Katie Verb, director of policy and government relations for the Hemophilia Federation of America, said that treatment for patients with severe hemophilia could reach $1 million annually but that $12 million — let alone $21 million — is unheard of. Mary Dwight, senior vice president of policy for the Cystic Fibrosis Foundation, said she was not aware of any cystic fibrosis patients whose yearly bills were in the tens of millions.
Katherine Hempstead, a health policy expert with the Robert Wood Johnson Foundation, said some sick patients could require teams of doctors, around-the-clock care or experimental drugs that could drive up costs further.
“I’m sure it’s just some unfortunate person that has a lot of medical needs and is very expensive to take care of,” she said.
She said people who have insurance through their jobs and become sick may have to stop working and spend their savings on medical care, and they could end up relying on safety net programs that support low-income Americans.
“Medicaid probably has more than their fair share of stuff like that,” she said.
The Senate Obamacare repeal bill
That’s why state officials say they’re concerned about the Senate healthcare bill.
GOP legislators unveiled a proposal last month that would dramatically scale back Medicaid, making funding 35% lower in two decades than under current law, according to an independent analysis by the Congressional Budget Office.

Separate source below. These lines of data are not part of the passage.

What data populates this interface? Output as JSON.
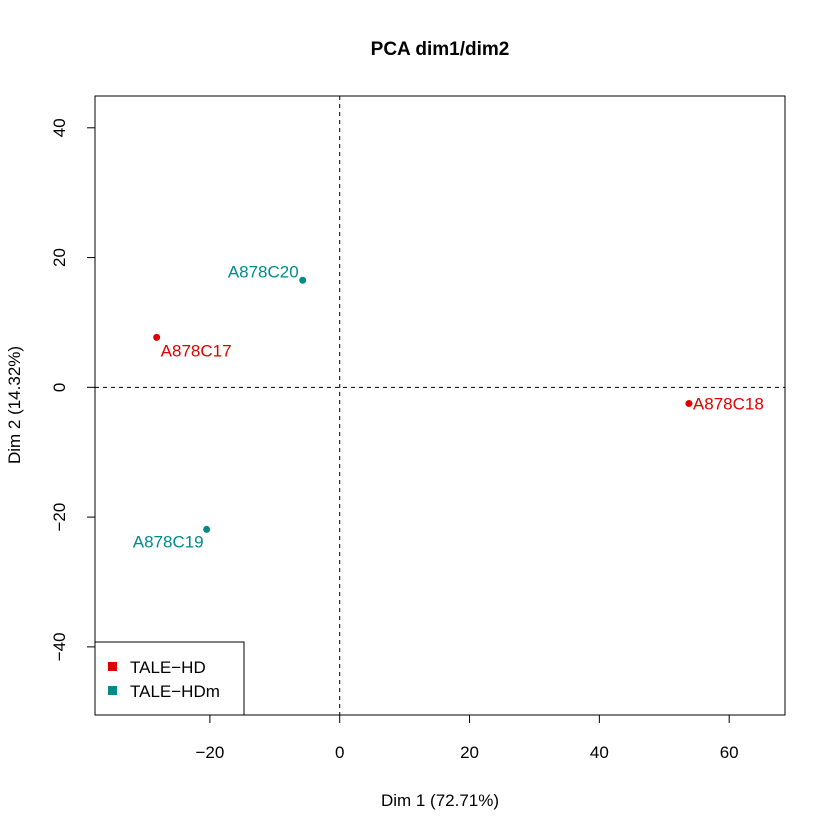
{
  "chart_data": {
    "type": "scatter",
    "title": "PCA dim1/dim2",
    "xlabel": "Dim 1 (72.71%)",
    "ylabel": "Dim 2 (14.32%)",
    "xlim": [
      -37.7,
      68.6
    ],
    "ylim": [
      -50.5,
      44.9
    ],
    "xticks": [
      -20,
      0,
      20,
      40,
      60
    ],
    "yticks": [
      -40,
      -20,
      0,
      20,
      40
    ],
    "xtick_labels": [
      "−20",
      "0",
      "20",
      "40",
      "60"
    ],
    "ytick_labels": [
      "−40",
      "−20",
      "0",
      "20",
      "40"
    ],
    "reference_lines": {
      "x": 0,
      "y": 0,
      "style": "dashed"
    },
    "grid": false,
    "legend_position": "bottom-left",
    "series": [
      {
        "name": "TALE−HD",
        "color": "#e00000"
      },
      {
        "name": "TALE−HDm",
        "color": "#008b8b"
      }
    ],
    "points": [
      {
        "label": "A878C17",
        "series": 0,
        "x": -28.2,
        "y": 7.7,
        "label_side": "below-right"
      },
      {
        "label": "A878C18",
        "series": 0,
        "x": 53.8,
        "y": -2.5,
        "label_side": "right"
      },
      {
        "label": "A878C19",
        "series": 1,
        "x": -20.5,
        "y": -21.9,
        "label_side": "below-left"
      },
      {
        "label": "A878C20",
        "series": 1,
        "x": -5.7,
        "y": 16.5,
        "label_side": "left"
      }
    ]
  }
}
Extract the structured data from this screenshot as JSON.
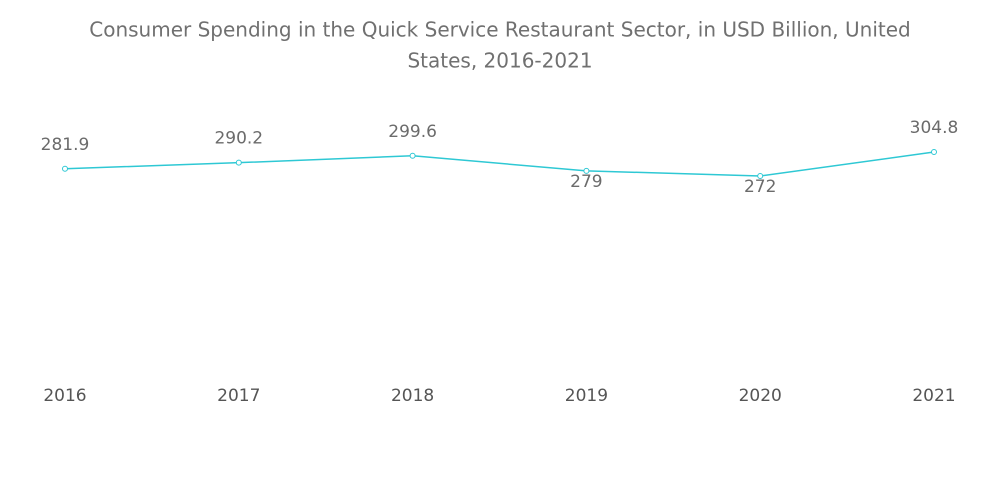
{
  "chart_data": {
    "type": "line",
    "title_lines": [
      "Consumer Spending in the Quick Service Restaurant Sector, in USD Billion, United",
      "States, 2016-2021"
    ],
    "categories": [
      "2016",
      "2017",
      "2018",
      "2019",
      "2020",
      "2021"
    ],
    "values": [
      281.9,
      290.2,
      299.6,
      279,
      272,
      304.8
    ],
    "color": "#2ec8d4"
  }
}
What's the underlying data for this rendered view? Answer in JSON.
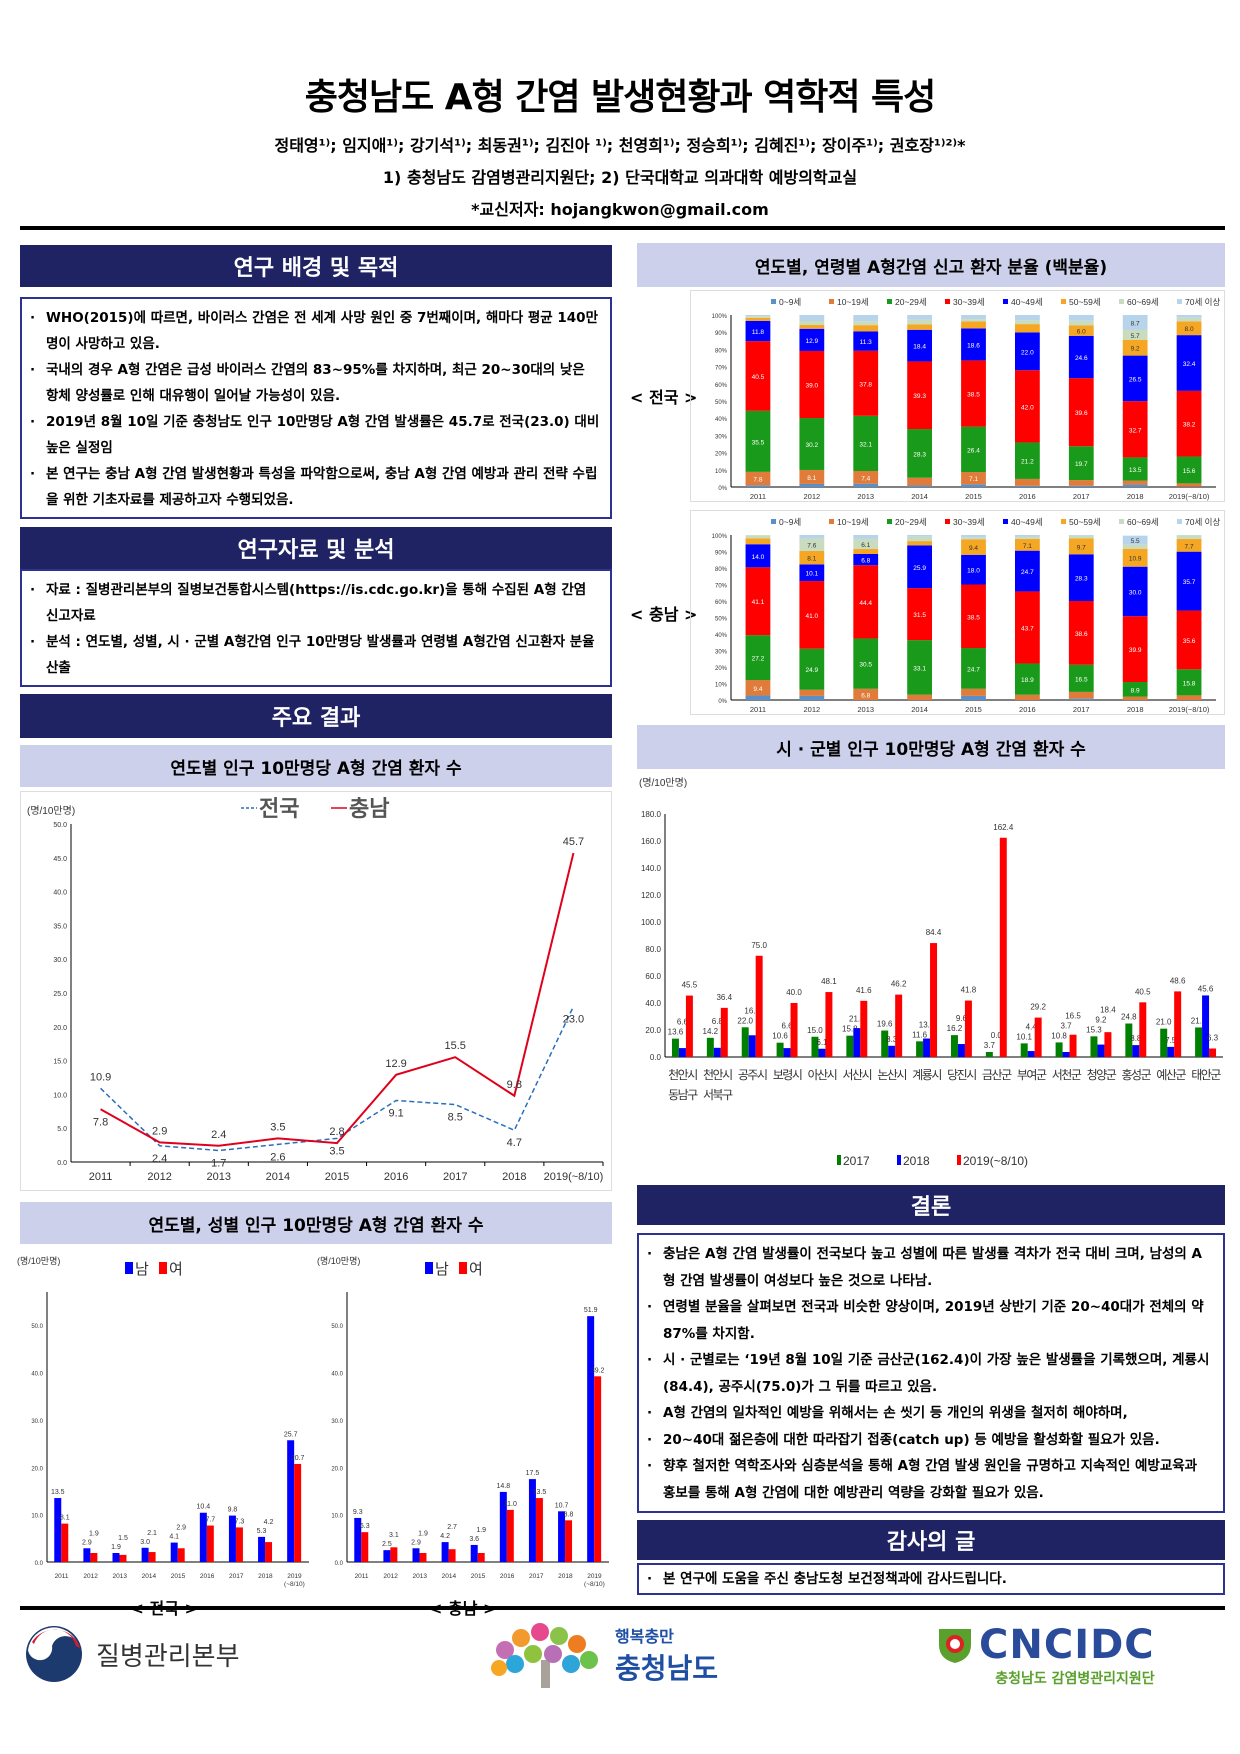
{
  "header": {
    "title": "충청남도 A형 간염 발생현황과 역학적 특성",
    "authors": "정태영¹⁾; 임지애¹⁾; 강기석¹⁾; 최동권¹⁾; 김진아 ¹⁾; 천영희¹⁾; 정승희¹⁾; 김혜진¹⁾; 장이주¹⁾; 권호장¹⁾²⁾*",
    "affiliations": "1) 충청남도 감염병관리지원단; 2) 단국대학교 의과대학 예방의학교실",
    "corresponding": "*교신저자: hojangkwon@gmail.com"
  },
  "sections": {
    "background": {
      "title": "연구 배경 및 목적",
      "items": [
        "WHO(2015)에 따르면, 바이러스 간염은 전 세계 사망 원인 중 7번째이며, 해마다 평균 140만명이 사망하고 있음.",
        "국내의 경우 A형 간염은 급성 바이러스 간염의 83~95%를 차지하며, 최근 20~30대의 낮은 항체 양성률로 인해 대유행이 일어날 가능성이 있음.",
        "2019년 8월 10일 기준 충청남도 인구 10만명당 A형 간염 발생률은 45.7로 전국(23.0) 대비 높은 실정임",
        "본 연구는 충남 A형 간염 발생현황과 특성을 파악함으로써, 충남 A형 간염 예방과 관리 전략 수립을 위한 기초자료를 제공하고자 수행되었음."
      ]
    },
    "methods": {
      "title": "연구자료 및 분석",
      "items": [
        "자료 : 질병관리본부의 질병보건통합시스템(https://is.cdc.go.kr)을 통해 수집된 A형 간염 신고자료",
        "분석 : 연도별, 성별, 시 · 군별 A형간염 인구 10만명당 발생률과 연령별 A형간염 신고환자 분율 산출"
      ]
    },
    "results": {
      "title": "주요 결과"
    },
    "conclusion": {
      "title": "결론",
      "items": [
        "충남은 A형 간염 발생률이 전국보다 높고 성별에 따른 발생률 격차가 전국 대비 크며, 남성의 A형 간염 발생률이 여성보다 높은 것으로 나타남.",
        "연령별 분율을 살펴보면 전국과 비슷한 양상이며, 2019년 상반기 기준 20~40대가 전체의 약 87%를 차지함.",
        "시 · 군별로는 ‘19년 8월 10일 기준 금산군(162.4)이 가장 높은 발생률을 기록했으며, 계룡시(84.4), 공주시(75.0)가 그 뒤를 따르고 있음.",
        "A형 간염의 일차적인 예방을 위해서는 손 씻기 등 개인의 위생을 철저히 해야하며,",
        "20~40대 젊은층에 대한 따라잡기 접종(catch up) 등 예방을 활성화할 필요가 있음.",
        "향후 철저한 역학조사와 심층분석을 통해 A형 간염 발생 원인을 규명하고 지속적인 예방교육과 홍보를 통해 A형 간염에 대한 예방관리 역량을 강화할 필요가 있음."
      ]
    },
    "thanks": {
      "title": "감사의 글",
      "items": [
        "본 연구에 도움을 주신 충남도청 보건정책과에 감사드립니다."
      ]
    }
  },
  "colors": {
    "navy": "#1f2363",
    "band": "#cdd0ea",
    "border": "#2e3192"
  },
  "footer": {
    "logos": [
      {
        "name": "질병관리본부"
      },
      {
        "slogan": "행복충만",
        "name": "충청남도"
      },
      {
        "name": "CNCIDC",
        "sub": "충청남도 감염병관리지원단"
      }
    ]
  },
  "chart_data": [
    {
      "id": "age",
      "type": "bar",
      "stacked": true,
      "title": "연도별, 연령별 A형간염 신고 환자 분율 (백분율)",
      "categories": [
        "2011",
        "2012",
        "2013",
        "2014",
        "2015",
        "2016",
        "2017",
        "2018",
        "2019(~8/10)"
      ],
      "ylim": [
        0,
        100
      ],
      "yticks": [
        "0%",
        "10%",
        "20%",
        "30%",
        "40%",
        "50%",
        "60%",
        "70%",
        "80%",
        "90%",
        "100%"
      ],
      "legend": [
        "0~9세",
        "10~19세",
        "20~29세",
        "30~39세",
        "40~49세",
        "50~59세",
        "60~69세",
        "70세 이상"
      ],
      "colors": [
        "#5b8fc7",
        "#e07b39",
        "#1a9a1a",
        "#ff0000",
        "#0000ff",
        "#f5a623",
        "#c9dcc0",
        "#b8d4ea"
      ],
      "panels": [
        {
          "label": "< 전국 >",
          "series": [
            [
              1.0,
              7.8,
              35.5,
              40.5,
              11.8,
              1.8,
              0.9,
              0.7
            ],
            [
              1.8,
              8.1,
              30.2,
              39.0,
              12.9,
              2.2,
              2.3,
              3.5
            ],
            [
              1.9,
              7.4,
              32.1,
              37.8,
              11.3,
              3.6,
              2.3,
              3.6
            ],
            [
              0.9,
              4.5,
              28.3,
              39.3,
              18.4,
              3.1,
              2.8,
              2.7
            ],
            [
              1.6,
              7.1,
              26.4,
              38.5,
              18.6,
              4.0,
              1.4,
              2.4
            ],
            [
              0.7,
              4.0,
              21.2,
              42.0,
              22.0,
              4.8,
              2.2,
              3.1
            ],
            [
              0.7,
              3.3,
              19.7,
              39.6,
              24.6,
              6.0,
              2.8,
              3.3
            ],
            [
              1.4,
              2.3,
              13.5,
              32.7,
              26.5,
              9.2,
              5.7,
              8.7
            ],
            [
              0.2,
              1.9,
              15.6,
              38.2,
              32.4,
              8.0,
              2.1,
              1.6
            ]
          ]
        },
        {
          "label": "< 충남 >",
          "series": [
            [
              2.7,
              9.4,
              27.2,
              41.1,
              14.0,
              3.6,
              1.9,
              0.0
            ],
            [
              2.5,
              3.7,
              24.9,
              41.0,
              10.1,
              8.1,
              7.6,
              2.1
            ],
            [
              0.0,
              6.8,
              30.5,
              44.4,
              6.8,
              3.0,
              6.1,
              2.4
            ],
            [
              0.0,
              3.2,
              33.1,
              31.5,
              25.9,
              2.6,
              2.7,
              1.0
            ],
            [
              2.5,
              4.3,
              24.7,
              38.5,
              18.0,
              9.4,
              1.3,
              1.3
            ],
            [
              0.0,
              3.2,
              18.9,
              43.7,
              24.7,
              7.1,
              1.5,
              0.9
            ],
            [
              0.8,
              4.1,
              16.5,
              38.6,
              28.3,
              9.7,
              1.6,
              0.4
            ],
            [
              0.0,
              2.0,
              8.9,
              39.9,
              30.0,
              10.9,
              2.4,
              5.5
            ],
            [
              0.0,
              2.8,
              15.8,
              35.6,
              35.7,
              7.7,
              2.2,
              0.2
            ]
          ]
        }
      ]
    },
    {
      "id": "trend",
      "type": "line",
      "title": "연도별 인구 10만명당 A형 간염 환자 수",
      "ylabel": "(명/10만명)",
      "categories": [
        "2011",
        "2012",
        "2013",
        "2014",
        "2015",
        "2016",
        "2017",
        "2018",
        "2019(~8/10)"
      ],
      "ylim": [
        0,
        50
      ],
      "yticks": [
        "0.0",
        "5.0",
        "10.0",
        "15.0",
        "20.0",
        "25.0",
        "30.0",
        "35.0",
        "40.0",
        "45.0",
        "50.0"
      ],
      "series": [
        {
          "name": "전국",
          "color": "#2a6ebb",
          "dashed": true,
          "values": [
            10.9,
            2.4,
            1.7,
            2.6,
            3.5,
            9.1,
            8.5,
            4.7,
            23.0
          ]
        },
        {
          "name": "충남",
          "color": "#e0001b",
          "dashed": false,
          "values": [
            7.8,
            2.9,
            2.4,
            3.5,
            2.8,
            12.9,
            15.5,
            9.8,
            45.7
          ]
        }
      ]
    },
    {
      "id": "city",
      "type": "bar",
      "title": "시 · 군별 인구 10만명당 A형 간염 환자 수",
      "ylabel": "(명/10만명)",
      "categories": [
        "천안시 동남구",
        "천안시 서북구",
        "공주시",
        "보령시",
        "아산시",
        "서산시",
        "논산시",
        "계룡시",
        "당진시",
        "금산군",
        "부여군",
        "서천군",
        "청양군",
        "홍성군",
        "예산군",
        "태안군"
      ],
      "ylim": [
        0,
        180
      ],
      "yticks": [
        "0.0",
        "20.0",
        "40.0",
        "60.0",
        "80.0",
        "100.0",
        "120.0",
        "140.0",
        "160.0",
        "180.0"
      ],
      "series": [
        {
          "name": "2017",
          "color": "#008000",
          "values": [
            13.6,
            14.2,
            22.0,
            10.6,
            15.0,
            15.8,
            19.6,
            11.6,
            16.2,
            3.7,
            10.1,
            10.8,
            15.3,
            24.8,
            21.0,
            21.9
          ]
        },
        {
          "name": "2018",
          "color": "#0000ff",
          "values": [
            6.6,
            6.8,
            16.1,
            6.6,
            6.1,
            21.4,
            8.3,
            13.7,
            9.6,
            0.0,
            4.4,
            3.7,
            9.2,
            8.8,
            7.5,
            45.6
          ]
        },
        {
          "name": "2019(~8/10)",
          "color": "#ff0000",
          "values": [
            45.5,
            36.4,
            75.0,
            40.0,
            48.1,
            41.6,
            46.2,
            84.4,
            41.8,
            162.4,
            29.2,
            16.5,
            18.4,
            40.5,
            48.6,
            6.3
          ]
        }
      ]
    },
    {
      "id": "sex",
      "type": "bar",
      "title": "연도별, 성별 인구 10만명당 A형 간염 환자 수",
      "ylabel": "(명/10만명)",
      "categories": [
        "2011",
        "2012",
        "2013",
        "2014",
        "2015",
        "2016",
        "2017",
        "2018",
        "2019(~8/10)"
      ],
      "ylim": [
        0,
        57
      ],
      "yticks": [
        "0.0",
        "10.0",
        "20.0",
        "30.0",
        "40.0",
        "50.0"
      ],
      "legend": [
        "남",
        "여"
      ],
      "colors": [
        "#0000ff",
        "#ff0000"
      ],
      "panels": [
        {
          "label": "< 전국 >",
          "series": [
            {
              "name": "남",
              "values": [
                13.5,
                2.9,
                1.9,
                3.0,
                4.1,
                10.4,
                9.8,
                5.3,
                25.7
              ]
            },
            {
              "name": "여",
              "values": [
                8.1,
                1.9,
                1.5,
                2.1,
                2.9,
                7.7,
                7.3,
                4.2,
                20.7
              ]
            }
          ]
        },
        {
          "label": "< 충남 >",
          "series": [
            {
              "name": "남",
              "values": [
                9.3,
                2.5,
                2.9,
                4.2,
                3.6,
                14.8,
                17.5,
                10.7,
                51.9
              ]
            },
            {
              "name": "여",
              "values": [
                6.3,
                3.1,
                1.9,
                2.7,
                1.9,
                11.0,
                13.5,
                8.8,
                39.2
              ]
            }
          ]
        }
      ]
    }
  ]
}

A revised version of the bill released Thursday includes the same changes to Medicaid.
California officials estimate that the bill would leave Medi-Cal with $115 billion less through 2027 than it would receive otherwise.

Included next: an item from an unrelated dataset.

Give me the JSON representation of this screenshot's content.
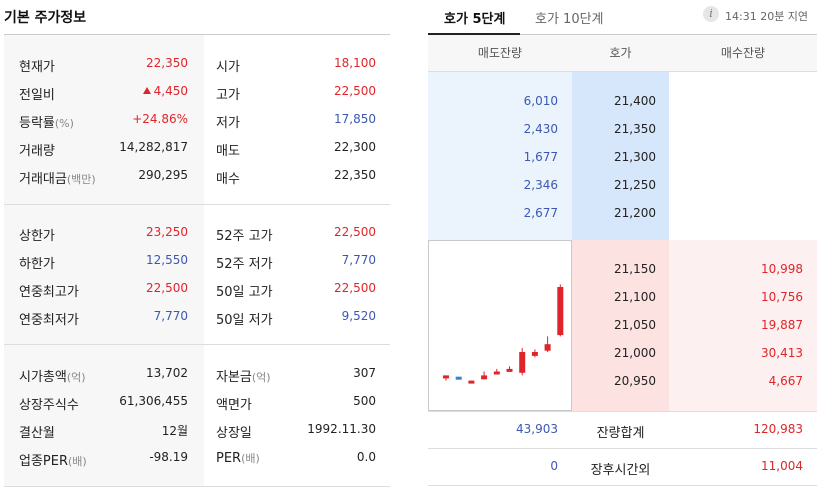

Geoffrey Joyce, director of health policy at the USC Schaeffer Center for Health Policy and Economics, said the Medicaid cuts would likely mean pushing people out of the program or limiting their benefits. Provider rates are already low, and states are already barely making ends meet with the funding they currently have, he said.
“What do they have to do? They have to slash and burn,” he said.
The Senate bill would change the way Medicaid is funded, switching it from the current model in which the federal government reimburses states for its expenses, regardless of how large they are, to a fixed amount of money for each state.
Ed Haislmaier, healthcare policy expert at the conservative Heritage Foundation, said the change would give states an incentive to run their programs better and cut down on fraud and abuse that could be driving up costs. The bill would also give states flexibility to allow them to charge enrollees co-pays, which could discourage wasteful medical care such as frequent emergency room visits, he said.
“If you do a better job managing how people utilize services, you can certainly provide better care at a lower cost,” he said.
The half of Medi-Cal patients with the lowest annual expenses account for just 7% of Medi-Cal spending, state officials said.
Experts, however, said the changes to Medicaid in the Senate bill are so drastic they would likely put a squeeze on everyone in Medi-Cal, including the child whose costs totaled $21 million.
“There’s obviously room for improvement, but there’s still going to be just genuinely complex patients that are expensive,” Hempstead said.